Learning my lines . . .
. . . discovering what it means to follow Jesus, seeing my story swept up into his . . .

Fred Rogers, Pop Culture, and Youth Ministry. . .

Have you seen it yet? If not, you should. The last film I viewed was the documentary biopic of Fred Rogers, Won’t You Be My Neighbor?  Lisa asked me how it was. “Slow,” I said. “Just like his long-time show.” When I said it that way, it wasn’t a criticism, but a compliment. And just like millions of kids from multiple generations, I found Fred Rogers and his story to be sensible and soothing. . . a reality we’re drawn to because, whether we know it or not, that’s what we’ve been made for. . . but which is rarely given or even sought.

There were two moments in the film where Rogers spoke with an almost angry conviction and passion.  His words were so timely and important as a response to our current spirit and mood of the cultural times that I scribbled furiously to get them written down.

The first was in response to what everything in children’s media has become, which is, almost the exact opposite of what Rogers was putting on the air. As he criticized that kind of stuff for what it does to kids, our culture, and our collective future, images of violent cartoons, kids getting slimed, and cartoon silliness flashed across the screen. The contrast between Rogers’ words and the imagery was stark. Rogers said, “I’ll tell you what children need; they need adults who will protect them from the every-ready molders of their world.” That’s who we’re supposed to be, right? It was convicting, for sure.

Rogers’ words brought two thoughts to mind regarding who we are as people in youth ministry. On the one hand, we need to teach cultural discernment. . . which means we must be there as discerning people ourselves. What is it in media culture that’s good, true, right, and honorable? On the other hand, we need to think about the forms we employ. In our world of youth ministry, we often focus on the externals that attract and draw, rather than on the Gospel that will grip, transform, and keep kids. There’s nothing wrong with having fun. But there’s a message and outcome that results from the forms we choose to employ. An imbalance in our forms and message will result in our students having imbalanced lives. Perhaps we need to be a little more careful, thoughtful, and balanced.

The second moment in the film that captured me was when Rogers said, “Love is at the root of everything, or the lack of it.” Of course, the love we need to communicate is one defined by a balance of grace and truth. Sadly, if we err today, it’s on the side of grace. . . which is an over-swing and perhaps a reaction to a recent history of an overemphasis on truth void of grace. . . which is “legalism.” Fred Rogers’ words brought to mind something that my friend Paul Warburton, a green-house owner, once said to me about a plant I just couldn’t get to grow: “A plant flourishes when all it’s needs are being met.” Our kids are the same. And just as flourishing happens when a child gets what she needs, the opposite is true when those good things are withheld and evil takes its place.

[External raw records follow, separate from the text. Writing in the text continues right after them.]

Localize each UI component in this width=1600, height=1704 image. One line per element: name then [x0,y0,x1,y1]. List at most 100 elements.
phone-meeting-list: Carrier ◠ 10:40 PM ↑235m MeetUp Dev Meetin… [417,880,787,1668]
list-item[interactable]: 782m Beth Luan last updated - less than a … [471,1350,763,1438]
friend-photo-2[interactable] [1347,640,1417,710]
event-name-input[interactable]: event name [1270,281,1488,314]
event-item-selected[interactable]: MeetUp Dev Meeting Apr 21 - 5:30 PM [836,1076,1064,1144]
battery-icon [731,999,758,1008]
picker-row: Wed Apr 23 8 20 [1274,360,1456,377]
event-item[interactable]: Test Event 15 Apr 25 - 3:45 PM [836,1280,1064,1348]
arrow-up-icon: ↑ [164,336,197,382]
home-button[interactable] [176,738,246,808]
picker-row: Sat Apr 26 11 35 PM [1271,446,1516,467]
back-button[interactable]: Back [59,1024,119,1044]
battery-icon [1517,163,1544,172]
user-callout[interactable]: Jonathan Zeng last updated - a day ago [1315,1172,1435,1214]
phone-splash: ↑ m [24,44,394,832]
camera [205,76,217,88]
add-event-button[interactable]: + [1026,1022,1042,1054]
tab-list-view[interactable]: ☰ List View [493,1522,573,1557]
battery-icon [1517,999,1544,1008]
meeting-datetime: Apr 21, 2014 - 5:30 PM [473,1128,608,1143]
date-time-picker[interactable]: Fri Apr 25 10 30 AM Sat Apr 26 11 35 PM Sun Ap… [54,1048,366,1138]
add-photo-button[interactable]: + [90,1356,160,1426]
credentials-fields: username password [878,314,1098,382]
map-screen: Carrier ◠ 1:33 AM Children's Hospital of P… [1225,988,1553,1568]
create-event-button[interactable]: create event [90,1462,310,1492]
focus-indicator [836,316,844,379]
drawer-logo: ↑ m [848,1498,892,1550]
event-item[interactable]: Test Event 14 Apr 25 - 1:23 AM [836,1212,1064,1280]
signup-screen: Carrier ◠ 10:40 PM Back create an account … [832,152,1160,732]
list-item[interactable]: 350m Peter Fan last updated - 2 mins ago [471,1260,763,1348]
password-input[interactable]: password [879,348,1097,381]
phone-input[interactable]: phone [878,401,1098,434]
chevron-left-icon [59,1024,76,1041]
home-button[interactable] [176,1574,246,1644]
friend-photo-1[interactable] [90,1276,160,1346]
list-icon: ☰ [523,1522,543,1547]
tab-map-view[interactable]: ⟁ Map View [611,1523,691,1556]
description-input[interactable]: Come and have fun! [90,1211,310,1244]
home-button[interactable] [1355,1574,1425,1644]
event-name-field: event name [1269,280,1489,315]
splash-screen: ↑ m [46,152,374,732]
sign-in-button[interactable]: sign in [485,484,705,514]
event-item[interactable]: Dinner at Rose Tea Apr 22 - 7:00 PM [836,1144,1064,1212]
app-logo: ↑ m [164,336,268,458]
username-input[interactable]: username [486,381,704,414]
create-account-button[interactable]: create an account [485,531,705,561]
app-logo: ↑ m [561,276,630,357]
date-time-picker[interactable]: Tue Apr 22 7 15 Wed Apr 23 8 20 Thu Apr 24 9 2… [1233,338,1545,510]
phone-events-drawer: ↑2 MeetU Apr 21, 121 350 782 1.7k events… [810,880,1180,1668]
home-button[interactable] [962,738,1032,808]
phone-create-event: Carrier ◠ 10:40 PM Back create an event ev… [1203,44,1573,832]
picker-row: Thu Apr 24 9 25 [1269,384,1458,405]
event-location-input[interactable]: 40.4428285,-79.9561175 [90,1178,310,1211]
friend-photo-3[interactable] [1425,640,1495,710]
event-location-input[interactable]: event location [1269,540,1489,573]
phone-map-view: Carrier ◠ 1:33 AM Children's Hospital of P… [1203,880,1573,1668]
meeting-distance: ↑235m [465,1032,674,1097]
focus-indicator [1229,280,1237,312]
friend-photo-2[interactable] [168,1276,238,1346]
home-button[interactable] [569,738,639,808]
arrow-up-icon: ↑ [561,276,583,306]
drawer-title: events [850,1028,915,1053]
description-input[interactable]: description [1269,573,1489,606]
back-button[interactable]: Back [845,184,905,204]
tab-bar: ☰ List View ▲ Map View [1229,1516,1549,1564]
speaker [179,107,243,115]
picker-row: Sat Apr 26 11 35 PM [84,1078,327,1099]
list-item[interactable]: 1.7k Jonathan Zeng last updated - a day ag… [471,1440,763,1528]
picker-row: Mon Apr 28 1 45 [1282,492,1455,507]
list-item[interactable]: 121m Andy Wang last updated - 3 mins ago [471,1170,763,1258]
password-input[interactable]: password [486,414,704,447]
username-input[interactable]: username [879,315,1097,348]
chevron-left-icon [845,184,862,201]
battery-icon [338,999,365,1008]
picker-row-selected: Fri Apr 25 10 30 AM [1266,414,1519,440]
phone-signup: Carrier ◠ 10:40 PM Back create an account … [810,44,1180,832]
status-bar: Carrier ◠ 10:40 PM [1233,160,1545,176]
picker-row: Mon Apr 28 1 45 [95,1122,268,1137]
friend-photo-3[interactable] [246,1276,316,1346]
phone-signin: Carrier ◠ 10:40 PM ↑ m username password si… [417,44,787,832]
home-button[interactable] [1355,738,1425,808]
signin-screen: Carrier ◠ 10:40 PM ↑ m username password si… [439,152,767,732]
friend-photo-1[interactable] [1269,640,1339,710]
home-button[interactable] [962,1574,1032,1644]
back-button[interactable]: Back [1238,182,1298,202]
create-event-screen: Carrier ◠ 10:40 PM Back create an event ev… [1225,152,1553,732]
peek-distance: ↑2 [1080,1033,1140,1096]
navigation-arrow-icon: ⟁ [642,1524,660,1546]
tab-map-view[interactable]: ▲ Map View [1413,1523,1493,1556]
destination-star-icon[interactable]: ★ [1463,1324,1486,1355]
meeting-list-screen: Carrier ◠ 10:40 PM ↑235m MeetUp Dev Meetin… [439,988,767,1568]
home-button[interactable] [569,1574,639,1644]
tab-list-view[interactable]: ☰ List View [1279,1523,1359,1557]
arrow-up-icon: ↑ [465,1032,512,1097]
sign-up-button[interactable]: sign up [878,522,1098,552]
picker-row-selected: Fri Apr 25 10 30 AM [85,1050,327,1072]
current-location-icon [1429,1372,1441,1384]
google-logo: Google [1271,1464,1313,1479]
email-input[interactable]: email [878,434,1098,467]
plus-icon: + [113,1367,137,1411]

The implications for youth ministry are quite clear here as well: we need to bombard our children and teens with love that is marked by grace and truth.

Yesterday I encountered another quote that forced me to stop, pause, and consider Fred Rogers’ words. It was a reminder that we can get so caught up in the spirit of the times ourselves that we assimilate the spirit of the times into our lives and ministries, rather than responding to the spirit of the times after careful consideration of what the spirit of the times is and is doing to us and our kids. When evil is commonplace, commonly accepted, and woven in and through the spirit of the times, we can assimilate it into our lives without even knowing it. Consider these words from Dostoevsky’s character Raskolnikov in Crime and Punishment: ” Man gets used to everything, the scoundrel.”